The new president of the Irish Travel Agents Association doesn’t mince his words on Ireland’s Covid restrictions. “We’d have more freedoms in Myanmar and more democracy in North Korea,” says Paul Hackett.
He’s fired up after a call with Ireland’s National Public Health Emergency Team (Nphet) the day after it vetoed the proposed reopening of indoor hospitality in Ireland on 5 July.
“We have one Covid case per day and fewer than 50 in hospital," he continues. "Yet Nphet is predicting 700,000 additional Covid cases in the next three months among a population of 4.6 million if we reopen indoor hospitality on 5 July. They are trumping reasonable data.”
Hackett is founder and chief executive of the OTA Click & Go, and was elected president of the ITAA last month.
His fear is travel will follow hospitality after 19 July – the provisional date for the lifting of travel restrictions. “Hospitality got it, in two weeks’ time, travel will get it,” he predicts.
Government support for Ireland’s travel agents ceased on 17 May when non-essential retail reopened. “We get a wage subsidy, but it is not as good as the UK scheme," says Hackett. "That ends on 30 September. The government don’t seem to connect that we are not retail.”
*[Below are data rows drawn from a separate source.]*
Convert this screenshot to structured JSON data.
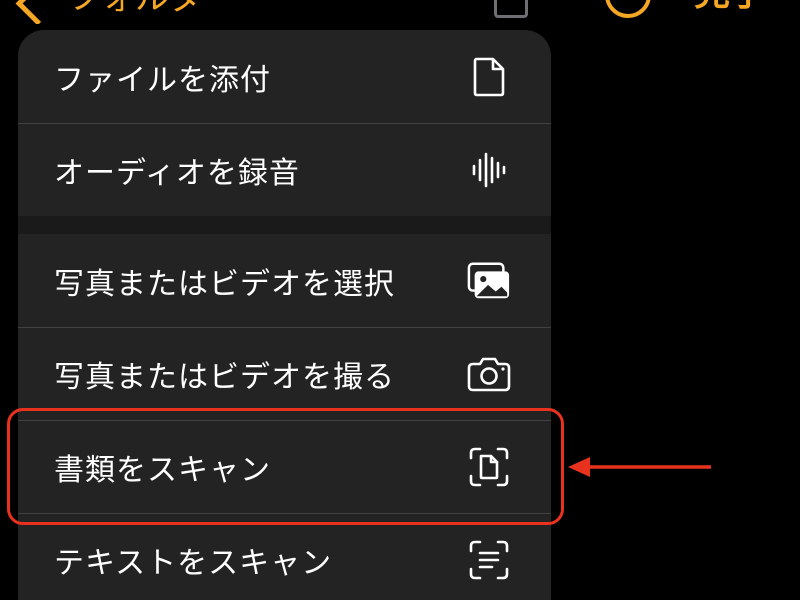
{
  "topbar": {
    "back_label": "フォルダ",
    "done_label": "完了"
  },
  "menu": {
    "items": [
      {
        "label": "ファイルを添付",
        "icon": "document-icon"
      },
      {
        "label": "オーディオを録音",
        "icon": "waveform-icon"
      },
      {
        "label": "写真またはビデオを選択",
        "icon": "photo-library-icon"
      },
      {
        "label": "写真またはビデオを撮る",
        "icon": "camera-icon"
      },
      {
        "label": "書類をスキャン",
        "icon": "doc-scan-icon"
      },
      {
        "label": "テキストをスキャン",
        "icon": "text-scan-icon"
      }
    ]
  },
  "annotation": {
    "highlighted_item": "書類をスキャン",
    "color": "#e8321e"
  },
  "colors": {
    "accent": "#f5a623",
    "menu_background": "#232324",
    "text": "#ffffff"
  }
}
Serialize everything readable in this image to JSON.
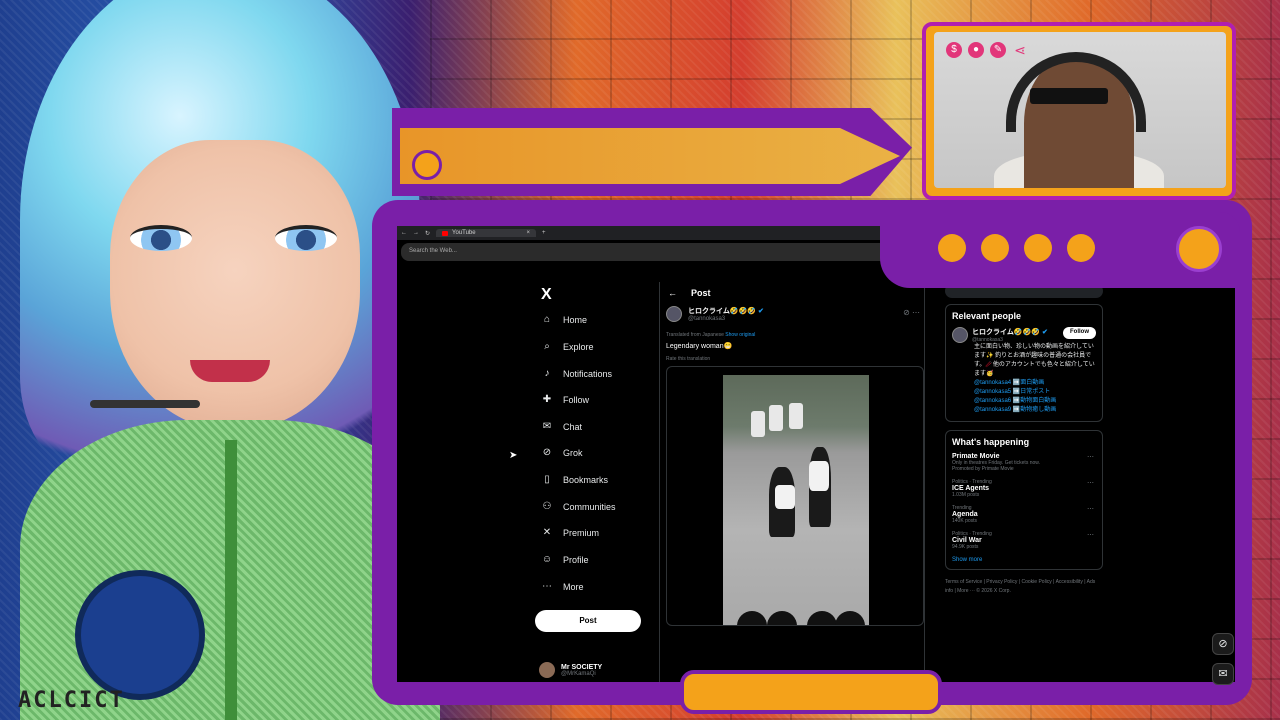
{
  "art": {
    "caption": "ACLCICT"
  },
  "webcam": {
    "icons": [
      "dollar-icon",
      "user-icon",
      "paperclip-icon",
      "share-icon"
    ],
    "icon_glyphs": [
      "$",
      "●",
      "✎",
      "⋖"
    ]
  },
  "browser": {
    "tab_title": "YouTube",
    "tab_close": "×",
    "new_tab": "+",
    "url_placeholder": "Search the Web..."
  },
  "x": {
    "logo": "X",
    "nav": [
      {
        "label": "Home",
        "icon": "home-icon",
        "glyph": "⌂"
      },
      {
        "label": "Explore",
        "icon": "search-icon",
        "glyph": "⌕"
      },
      {
        "label": "Notifications",
        "icon": "bell-icon",
        "glyph": "♪"
      },
      {
        "label": "Follow",
        "icon": "add-user-icon",
        "glyph": "✚"
      },
      {
        "label": "Chat",
        "icon": "mail-icon",
        "glyph": "✉"
      },
      {
        "label": "Grok",
        "icon": "grok-icon",
        "glyph": "⊘"
      },
      {
        "label": "Bookmarks",
        "icon": "bookmark-icon",
        "glyph": "▯"
      },
      {
        "label": "Communities",
        "icon": "communities-icon",
        "glyph": "⚇"
      },
      {
        "label": "Premium",
        "icon": "x-icon",
        "glyph": "✕"
      },
      {
        "label": "Profile",
        "icon": "profile-icon",
        "glyph": "☺"
      },
      {
        "label": "More",
        "icon": "more-icon",
        "glyph": "⋯"
      }
    ],
    "post_button": "Post",
    "account": {
      "name": "Mr SOCIETY",
      "handle": "@MrKamaQi"
    },
    "post_header": {
      "back": "←",
      "title": "Post"
    },
    "tweet": {
      "author": "ヒロクライム🤣🤣🤣",
      "handle": "@tannokasa3",
      "translated_prefix": "Translated from Japanese",
      "show_original": "Show original",
      "text": "Legendary woman😁",
      "rate": "Rate this translation"
    },
    "relevant": {
      "title": "Relevant people",
      "name": "ヒロクライム🤣🤣🤣",
      "handle": "@tannokasa3",
      "follow": "Follow",
      "bio": "主に面白い物、珍しい物の動画を紹介しています✨ 釣りとお酒が趣味の普通の会社員です。🥢他のアカウントでも色々と紹介しています🥳",
      "links": [
        "@tannokasa4 ➡️面白動画",
        "@tannokasa5 ➡️日常ポスト",
        "@tannokasa6 ➡️動物面白動画",
        "@tannokasa9 ➡️動物癒し動画"
      ]
    },
    "happening": {
      "title": "What's happening",
      "trends": [
        {
          "meta": "",
          "name": "Primate Movie",
          "sub": "Only in theatres Friday. Get tickets now.",
          "sub2": "Promoted by Primate Movie"
        },
        {
          "meta": "Politics · Trending",
          "name": "ICE Agents",
          "sub": "1.03M posts",
          "sub2": ""
        },
        {
          "meta": "Trending",
          "name": "Agenda",
          "sub": "140K posts",
          "sub2": ""
        },
        {
          "meta": "Politics · Trending",
          "name": "Civil War",
          "sub": "94.9K posts",
          "sub2": ""
        }
      ],
      "show_more": "Show more"
    },
    "footer": "Terms of Service | Privacy Policy | Cookie Policy | Accessibility | Ads info | More ··· © 2026 X Corp."
  },
  "colors": {
    "frame_purple": "#7a1fa8",
    "accent_orange": "#f4a21a",
    "x_blue": "#1d9bf0"
  }
}
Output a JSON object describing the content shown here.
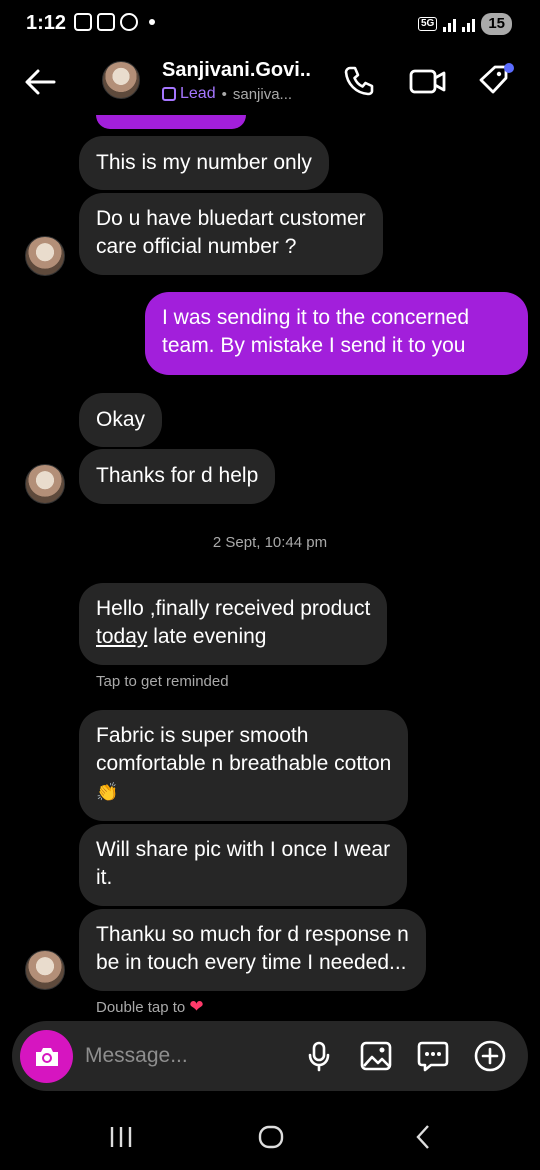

There is commercial rate relief until September, Hackett admits, but “few concessions from landlords”, which he says has made 2021 even more bleak than last year. “In 2020, there was a retail subsidy from January to May; there was an element of support.”
It remains illegal to leave Ireland without good reason until 19 July, and Hackett says uncertainty means “there are no forward bookings”. “Even if we get travelling on 19 July, it will be 20%-25% of 2019, yet supports are gone," says Hackett, with resignation.
Another issue once travel resumes is vaccines, with cheaper antigen tests “effectively banned”. Plus, there are wider issues for family travel. “We have no plan in Ireland to vaccinate anyone under 18; parents will be vaccinated, kids won’t. So, they’ll need negative tests and PCR on return," says Hackett.
"It’s not the cost, it’s the level of uncertainty. If one of your kids tests positive, you can’t leave them in the Canaries and say we’ll see you at the airport in two weeks.”
The ITAA also believes there is no need to test the fully vaccinated under the EU Digital Covid Certificate scheme, but Hackett acknowledges until rules are relaxed, travel’s target audience will be vaccinated adults travelling without children.
The association fears the Irish government regards travel as just “bucket and spade”, but argues the outbound industry is vital to facilitate inbound visits. “There is no understanding that what we do supports airlines and inbound tourism," Hackett says. "The government forgets routes don’t work one way.”
These air links power the corporate travel side, worth €600 million to the industry, plus the huge VFR market – particularly to the US.
Then there is the cruise industry, which has great potential, both for ship visits and outbound sales, Hackett believes. “We are probably only one-third of the market penetration of the UK.”
Hackett’s immediate ambitions are just to see his members, which account for turnover of €1.4 billion, flourish again. “The challenges getting out of this will be tougher than managing through it," he muses.
"We will have to deal with massive consumer uncertainty – the lack of bookings is purely down to consumer confidence. We’re not going to have proper income before 2022.”